Le Sars-Cov-2 responsable du Covid-19 sera présent avec nous pendant longtemps. Nous ne disposons pour l’instant ni d’un vaccin ni d’un traitement spécifique. Les seules armes dont nous disposons sont l’hygiène des mains et les mesures barrières. L’hygiène des mains consiste à les laver avec de l’eau et du savon ou avec une solution hydroalcoolique le plus souvent possible, c’est-à-dire chaque fois qu’on a touché un objet potentiellement contaminant. Ne toucher ses yeux ou sa bouche (donc son visage) que lorsqu’on est sûr que notre main est propre. Les mesures barrières contre la transmission du virus ont pour objectif de protéger contre les gouttelettes de salive et les postillons émis lors de la parole, l’éternuement ou la toux. Il s’agit de : tousser ou d’éternuer dans un mouchoir jetable ou au niveau du coude, ne pas trop se rapprocher des gens et de laisser une zone d’intimité et de courtoisie sociale. Saluer avec respect, tout en considérant que la main est un objet souillé. Porter de manière adéquate un masque facial efficace lorsqu’on est à proximité d’une autre personne. J’ajouterais à ces gestes barrières, l’utilisation constante de l’application Wiqaytna, qui pour moi devrait être «obligatoire».

 

On remarque que beaucoup de personnes ne respectent pas le port du masque obligatoire pour éviter la propagation du virus. Pire encore, certains n’hésitent pas à utiliser des masques d’autres personnes rien que pour éviter d’être sanctionnés. Quelles conséquences cela peut-il avoir ?

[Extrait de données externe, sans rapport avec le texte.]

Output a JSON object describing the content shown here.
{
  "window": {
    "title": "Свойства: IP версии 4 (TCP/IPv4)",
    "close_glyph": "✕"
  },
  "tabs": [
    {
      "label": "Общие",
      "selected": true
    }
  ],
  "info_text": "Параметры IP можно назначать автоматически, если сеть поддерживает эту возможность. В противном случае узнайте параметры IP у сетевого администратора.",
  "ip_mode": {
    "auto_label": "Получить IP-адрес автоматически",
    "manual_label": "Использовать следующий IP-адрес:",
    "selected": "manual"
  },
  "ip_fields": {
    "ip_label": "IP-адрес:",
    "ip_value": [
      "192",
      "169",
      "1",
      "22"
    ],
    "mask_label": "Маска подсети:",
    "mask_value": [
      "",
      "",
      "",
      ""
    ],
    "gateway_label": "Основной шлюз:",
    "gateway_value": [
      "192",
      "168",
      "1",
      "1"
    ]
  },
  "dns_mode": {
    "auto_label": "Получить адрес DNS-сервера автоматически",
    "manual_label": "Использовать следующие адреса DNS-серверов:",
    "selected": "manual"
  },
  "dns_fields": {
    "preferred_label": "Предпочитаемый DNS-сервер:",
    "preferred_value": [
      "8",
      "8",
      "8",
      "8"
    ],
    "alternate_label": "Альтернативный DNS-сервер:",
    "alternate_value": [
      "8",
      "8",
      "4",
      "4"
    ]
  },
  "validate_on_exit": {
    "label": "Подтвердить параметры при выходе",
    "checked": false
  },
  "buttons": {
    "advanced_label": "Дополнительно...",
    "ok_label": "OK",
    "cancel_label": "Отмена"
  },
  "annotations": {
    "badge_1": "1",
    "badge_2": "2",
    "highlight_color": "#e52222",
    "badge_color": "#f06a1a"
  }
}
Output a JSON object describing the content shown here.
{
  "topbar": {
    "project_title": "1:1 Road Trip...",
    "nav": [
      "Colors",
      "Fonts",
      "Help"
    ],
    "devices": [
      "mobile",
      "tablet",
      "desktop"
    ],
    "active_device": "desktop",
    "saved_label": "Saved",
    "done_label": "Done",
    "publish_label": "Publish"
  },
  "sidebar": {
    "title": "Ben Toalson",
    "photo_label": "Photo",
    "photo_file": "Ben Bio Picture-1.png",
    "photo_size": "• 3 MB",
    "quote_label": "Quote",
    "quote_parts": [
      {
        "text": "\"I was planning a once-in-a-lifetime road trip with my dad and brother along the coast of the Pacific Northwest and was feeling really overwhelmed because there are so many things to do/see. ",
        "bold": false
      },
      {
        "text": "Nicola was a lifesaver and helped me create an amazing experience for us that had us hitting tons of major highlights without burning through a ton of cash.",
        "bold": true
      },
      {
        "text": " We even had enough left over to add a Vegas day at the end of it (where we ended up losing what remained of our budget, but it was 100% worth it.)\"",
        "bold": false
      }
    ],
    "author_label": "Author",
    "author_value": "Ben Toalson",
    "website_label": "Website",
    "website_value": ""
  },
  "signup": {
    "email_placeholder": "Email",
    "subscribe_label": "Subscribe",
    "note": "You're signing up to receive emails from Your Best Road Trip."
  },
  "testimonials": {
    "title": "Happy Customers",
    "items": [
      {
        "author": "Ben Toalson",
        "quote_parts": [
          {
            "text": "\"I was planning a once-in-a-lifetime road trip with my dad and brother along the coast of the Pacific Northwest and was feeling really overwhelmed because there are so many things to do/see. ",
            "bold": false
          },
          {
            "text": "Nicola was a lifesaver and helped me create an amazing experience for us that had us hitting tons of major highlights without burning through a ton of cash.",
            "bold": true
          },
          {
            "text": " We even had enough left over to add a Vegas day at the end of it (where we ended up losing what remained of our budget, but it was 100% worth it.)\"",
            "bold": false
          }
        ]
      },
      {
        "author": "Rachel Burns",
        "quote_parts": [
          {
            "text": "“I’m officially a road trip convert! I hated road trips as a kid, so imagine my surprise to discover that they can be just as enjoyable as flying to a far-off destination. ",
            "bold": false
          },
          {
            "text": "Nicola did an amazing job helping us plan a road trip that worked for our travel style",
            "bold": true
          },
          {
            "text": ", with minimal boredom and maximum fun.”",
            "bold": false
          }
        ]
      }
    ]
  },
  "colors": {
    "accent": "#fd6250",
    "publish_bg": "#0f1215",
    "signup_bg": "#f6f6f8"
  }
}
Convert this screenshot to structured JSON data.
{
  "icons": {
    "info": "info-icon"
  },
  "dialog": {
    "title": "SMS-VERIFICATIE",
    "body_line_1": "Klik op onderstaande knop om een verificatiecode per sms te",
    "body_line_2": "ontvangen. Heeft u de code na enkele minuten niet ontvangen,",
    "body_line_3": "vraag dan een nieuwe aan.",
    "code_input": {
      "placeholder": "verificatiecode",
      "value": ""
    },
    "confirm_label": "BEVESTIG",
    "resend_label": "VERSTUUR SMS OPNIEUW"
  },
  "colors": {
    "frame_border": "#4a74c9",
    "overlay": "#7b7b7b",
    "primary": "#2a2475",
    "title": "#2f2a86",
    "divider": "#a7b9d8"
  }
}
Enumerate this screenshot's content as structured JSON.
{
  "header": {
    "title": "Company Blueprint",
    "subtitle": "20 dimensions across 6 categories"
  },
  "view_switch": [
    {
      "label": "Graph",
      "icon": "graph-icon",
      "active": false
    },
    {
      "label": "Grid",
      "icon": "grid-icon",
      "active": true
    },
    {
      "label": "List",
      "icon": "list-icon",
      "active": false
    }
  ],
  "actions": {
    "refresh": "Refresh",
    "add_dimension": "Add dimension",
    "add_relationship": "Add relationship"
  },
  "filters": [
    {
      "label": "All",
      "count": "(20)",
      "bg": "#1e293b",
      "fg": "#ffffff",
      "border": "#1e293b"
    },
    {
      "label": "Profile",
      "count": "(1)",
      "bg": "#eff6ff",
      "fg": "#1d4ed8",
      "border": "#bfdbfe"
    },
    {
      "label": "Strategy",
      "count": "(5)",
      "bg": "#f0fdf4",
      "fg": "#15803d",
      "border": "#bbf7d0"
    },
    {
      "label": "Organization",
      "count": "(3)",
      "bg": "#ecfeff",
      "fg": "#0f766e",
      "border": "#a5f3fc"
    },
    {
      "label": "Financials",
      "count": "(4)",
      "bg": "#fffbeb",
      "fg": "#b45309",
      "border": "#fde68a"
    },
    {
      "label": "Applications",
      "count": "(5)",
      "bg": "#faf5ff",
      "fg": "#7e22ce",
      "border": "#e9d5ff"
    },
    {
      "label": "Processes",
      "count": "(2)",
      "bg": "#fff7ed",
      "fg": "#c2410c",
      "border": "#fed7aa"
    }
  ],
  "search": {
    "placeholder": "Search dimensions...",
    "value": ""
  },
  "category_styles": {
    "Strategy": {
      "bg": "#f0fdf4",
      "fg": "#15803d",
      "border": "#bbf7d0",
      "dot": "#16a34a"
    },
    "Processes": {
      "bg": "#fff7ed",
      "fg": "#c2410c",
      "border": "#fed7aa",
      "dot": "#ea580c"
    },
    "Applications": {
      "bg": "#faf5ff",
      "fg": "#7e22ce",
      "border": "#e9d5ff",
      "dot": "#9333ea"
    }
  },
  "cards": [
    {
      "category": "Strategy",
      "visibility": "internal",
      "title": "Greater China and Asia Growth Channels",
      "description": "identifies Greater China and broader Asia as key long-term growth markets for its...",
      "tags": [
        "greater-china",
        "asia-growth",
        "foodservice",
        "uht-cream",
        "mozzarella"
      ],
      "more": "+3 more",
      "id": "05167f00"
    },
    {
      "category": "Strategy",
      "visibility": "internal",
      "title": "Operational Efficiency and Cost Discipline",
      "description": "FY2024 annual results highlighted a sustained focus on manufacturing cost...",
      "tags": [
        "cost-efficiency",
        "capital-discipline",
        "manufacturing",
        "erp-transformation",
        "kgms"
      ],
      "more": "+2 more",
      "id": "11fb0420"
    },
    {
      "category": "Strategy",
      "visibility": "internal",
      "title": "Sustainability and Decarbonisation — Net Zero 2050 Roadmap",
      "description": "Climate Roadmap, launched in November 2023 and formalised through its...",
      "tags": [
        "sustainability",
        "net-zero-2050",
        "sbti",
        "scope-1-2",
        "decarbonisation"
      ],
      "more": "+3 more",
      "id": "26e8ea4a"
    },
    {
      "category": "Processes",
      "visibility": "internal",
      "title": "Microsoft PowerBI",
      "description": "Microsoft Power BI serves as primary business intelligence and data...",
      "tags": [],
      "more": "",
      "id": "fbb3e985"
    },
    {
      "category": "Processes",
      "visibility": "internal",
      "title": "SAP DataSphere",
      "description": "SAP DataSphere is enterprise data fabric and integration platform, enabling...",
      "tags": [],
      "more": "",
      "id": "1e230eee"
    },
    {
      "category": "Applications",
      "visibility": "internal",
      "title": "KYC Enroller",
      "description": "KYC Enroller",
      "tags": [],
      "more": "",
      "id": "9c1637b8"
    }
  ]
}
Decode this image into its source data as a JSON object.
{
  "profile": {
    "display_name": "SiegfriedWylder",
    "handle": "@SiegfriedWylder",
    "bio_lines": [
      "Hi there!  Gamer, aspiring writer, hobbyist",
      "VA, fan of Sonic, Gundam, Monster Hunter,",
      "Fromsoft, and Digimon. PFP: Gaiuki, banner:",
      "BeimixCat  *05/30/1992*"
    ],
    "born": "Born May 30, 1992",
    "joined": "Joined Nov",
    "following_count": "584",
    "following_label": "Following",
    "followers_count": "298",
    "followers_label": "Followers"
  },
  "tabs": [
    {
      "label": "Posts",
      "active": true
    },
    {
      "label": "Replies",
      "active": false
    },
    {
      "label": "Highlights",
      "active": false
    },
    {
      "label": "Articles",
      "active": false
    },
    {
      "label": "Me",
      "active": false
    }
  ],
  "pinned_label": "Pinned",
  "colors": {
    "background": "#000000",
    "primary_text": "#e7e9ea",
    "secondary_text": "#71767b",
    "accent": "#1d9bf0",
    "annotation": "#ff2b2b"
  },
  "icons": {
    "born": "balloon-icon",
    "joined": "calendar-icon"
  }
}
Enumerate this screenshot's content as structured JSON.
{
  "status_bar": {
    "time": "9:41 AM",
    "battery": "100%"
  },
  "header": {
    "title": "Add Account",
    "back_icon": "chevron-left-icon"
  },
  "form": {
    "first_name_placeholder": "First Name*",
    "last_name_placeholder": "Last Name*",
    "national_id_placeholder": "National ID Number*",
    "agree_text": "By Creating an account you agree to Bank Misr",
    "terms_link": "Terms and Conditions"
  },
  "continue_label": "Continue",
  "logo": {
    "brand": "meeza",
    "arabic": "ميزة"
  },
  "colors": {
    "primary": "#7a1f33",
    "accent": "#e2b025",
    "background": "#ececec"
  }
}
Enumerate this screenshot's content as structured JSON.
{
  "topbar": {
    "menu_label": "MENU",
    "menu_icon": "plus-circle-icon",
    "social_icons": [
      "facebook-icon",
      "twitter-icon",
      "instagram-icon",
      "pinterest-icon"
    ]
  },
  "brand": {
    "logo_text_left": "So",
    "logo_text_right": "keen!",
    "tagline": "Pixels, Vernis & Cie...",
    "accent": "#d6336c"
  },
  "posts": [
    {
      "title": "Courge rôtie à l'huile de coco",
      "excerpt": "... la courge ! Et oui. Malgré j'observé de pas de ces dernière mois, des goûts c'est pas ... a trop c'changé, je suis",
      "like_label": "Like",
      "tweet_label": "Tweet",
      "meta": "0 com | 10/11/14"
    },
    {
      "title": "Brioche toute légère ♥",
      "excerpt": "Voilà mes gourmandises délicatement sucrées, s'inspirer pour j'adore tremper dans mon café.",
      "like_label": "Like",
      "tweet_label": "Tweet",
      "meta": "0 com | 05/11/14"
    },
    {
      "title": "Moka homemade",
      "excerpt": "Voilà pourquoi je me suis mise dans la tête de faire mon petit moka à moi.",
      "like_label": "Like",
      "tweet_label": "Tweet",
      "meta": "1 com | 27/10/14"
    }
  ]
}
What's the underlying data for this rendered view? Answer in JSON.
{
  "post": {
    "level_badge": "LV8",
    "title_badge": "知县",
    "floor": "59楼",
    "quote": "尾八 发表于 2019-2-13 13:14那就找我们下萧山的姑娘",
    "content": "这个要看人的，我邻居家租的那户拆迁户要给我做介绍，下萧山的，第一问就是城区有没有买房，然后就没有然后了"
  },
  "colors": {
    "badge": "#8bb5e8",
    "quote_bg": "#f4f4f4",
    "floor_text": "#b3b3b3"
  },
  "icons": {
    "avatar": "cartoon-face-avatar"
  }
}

Malheureusement ce comportement irresponsable existe et n’est pas l’apanage des classes socio-économiques défavorisées. Vous soulevez une question très importante qui nous renvoie globalement aux notions d’hygiène, de prévention et de gestion des risques d’une part et à notre relation avec la loi et les règlements d’autre part. Quand nous observons le nombre de «brûleurs de feu rouge» dans nos ronds-points, nous avons la réponse à cette question. Comment chacun d’entre nous se comporte dans sa maison avec la bonbonne de gaz, avec le grand couteau de Aïd Al-Adha ou en sortant des toilettes ? Il s’agit de la notion de risque et de sa gestion qui est une donnée malheureusement presque inexistante au Maroc. En tant que médecin, nous en souffrons, chaque jour, dans la prise en charge de nos malades chroniques. Ici, il s’agit du risque respiratoire et celui lié aux mains.

Notre rapport avec la loi et les règlements est complexe et cela est également expliqué par notre mode éducatif et le manque de confiance que nous avons dans l’autorité qui est conçue comme sanctionnatrice et non protectrice. L’information, la sensibilisation et la connaissance du pourquoi de telles directives manquent souvent ! Les conséquences de ces comportements irresponsables sont une propagation de plus en plus importante du virus avec malheureusement des décès plus élevés et un risque de saturation du système de santé, ce qui aura des répercussions désastreuses sur tous les citoyens atteints de maladies chroniques.

 

Quel conseil pouvez-vous nous donner pour mieux gérer cette situation ?

Je conclurais notre entretien par le fait que le Sars-Cov-2 actuel sera en principe avec nous, pour toute la vie. Nous devons investir dans l’éducation civique et la gestion du risque et améliorer notre arsenal juridique.